Overview
Processors in LeRobot are modular data transformation pipelines that convert between different data representations. They handle:
- Normalization: Scaling observations and actions to standard ranges
- Device management: Moving data between CPU and GPU
- Format conversion: Converting between robot, policy, and environment formats
- Delta actions: Computing relative vs. absolute actions
- Observation processing: Renaming, cropping, and transforming sensor data
Processors enable you to train policies on normalized data while deploying them on real robots with different units and ranges.
Core Concepts
Data Types
LeRobot defines several data types for different stages:
RobotObservation = dict[str, Any] # Raw robot sensor data
RobotAction = dict[str, Any] # Raw robot motor commands
PolicyAction = torch.Tensor # Normalized policy output
EnvAction = np.ndarray # Environment-compatible actions
Source: src/lerobot/processor/core.py:39
EnvTransition
The standard format for data flowing through processors:
from lerobot.processor import EnvTransition
transition = {
"observation": {...}, # Sensor data
"action": ..., # Action to execute
"reward": 0.0, # Reward signal (optional)

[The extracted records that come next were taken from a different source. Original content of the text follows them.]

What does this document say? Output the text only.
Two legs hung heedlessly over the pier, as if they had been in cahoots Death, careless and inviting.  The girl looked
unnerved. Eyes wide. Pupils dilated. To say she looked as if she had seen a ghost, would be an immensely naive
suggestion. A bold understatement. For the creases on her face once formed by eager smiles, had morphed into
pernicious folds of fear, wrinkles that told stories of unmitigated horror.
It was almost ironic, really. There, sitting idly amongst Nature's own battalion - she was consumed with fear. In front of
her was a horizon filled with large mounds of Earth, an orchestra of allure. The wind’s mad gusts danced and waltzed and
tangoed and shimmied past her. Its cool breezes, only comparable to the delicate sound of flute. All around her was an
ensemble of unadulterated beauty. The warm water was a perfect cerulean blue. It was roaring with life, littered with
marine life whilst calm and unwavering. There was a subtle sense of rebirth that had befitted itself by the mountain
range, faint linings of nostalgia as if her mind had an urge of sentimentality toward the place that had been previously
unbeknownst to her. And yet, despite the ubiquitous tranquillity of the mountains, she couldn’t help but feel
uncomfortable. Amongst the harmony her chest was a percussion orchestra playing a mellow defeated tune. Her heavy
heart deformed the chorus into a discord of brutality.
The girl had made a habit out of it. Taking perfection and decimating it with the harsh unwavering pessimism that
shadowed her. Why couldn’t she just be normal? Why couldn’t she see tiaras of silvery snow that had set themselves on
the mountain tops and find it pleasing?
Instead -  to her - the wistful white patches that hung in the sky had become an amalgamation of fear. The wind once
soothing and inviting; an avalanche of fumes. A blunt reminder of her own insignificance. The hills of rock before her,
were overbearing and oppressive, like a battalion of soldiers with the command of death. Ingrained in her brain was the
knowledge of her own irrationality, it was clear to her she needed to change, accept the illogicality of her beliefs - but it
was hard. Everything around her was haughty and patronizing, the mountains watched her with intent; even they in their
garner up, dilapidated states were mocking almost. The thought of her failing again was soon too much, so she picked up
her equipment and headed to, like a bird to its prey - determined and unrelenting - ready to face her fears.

"done": False, # Episode termination
"truncated": False, # Time limit reached
"info": {...}, # Auxiliary information
"complementary_data": {...}, # Additional data
}
Source: src/lerobot/processor/core.py:45
ProcessorStep
The building block of processing pipelines:
from lerobot.processor import ProcessorStep, ProcessorStepRegistry
@ProcessorStepRegistry.register()
class MyProcessorStep(ProcessorStep):
def __call__(self, transition: EnvTransition) -> EnvTransition:
# Transform the transition
transition["observation"]["value"] *= 2.0
return transition
def transform_features(self, features: dict) -> dict:
# Describe how features change
return features
Source: src/lerobot/processor/pipeline.py:143
ProcessorStep Registry
Steps are registered for serialization and sharing:
from lerobot.processor import ProcessorStepRegistry
# List all available steps
print(ProcessorStepRegistry.list())
# Get a step by name
step_class = ProcessorStepRegistry.get("NormalizerProcessorStep")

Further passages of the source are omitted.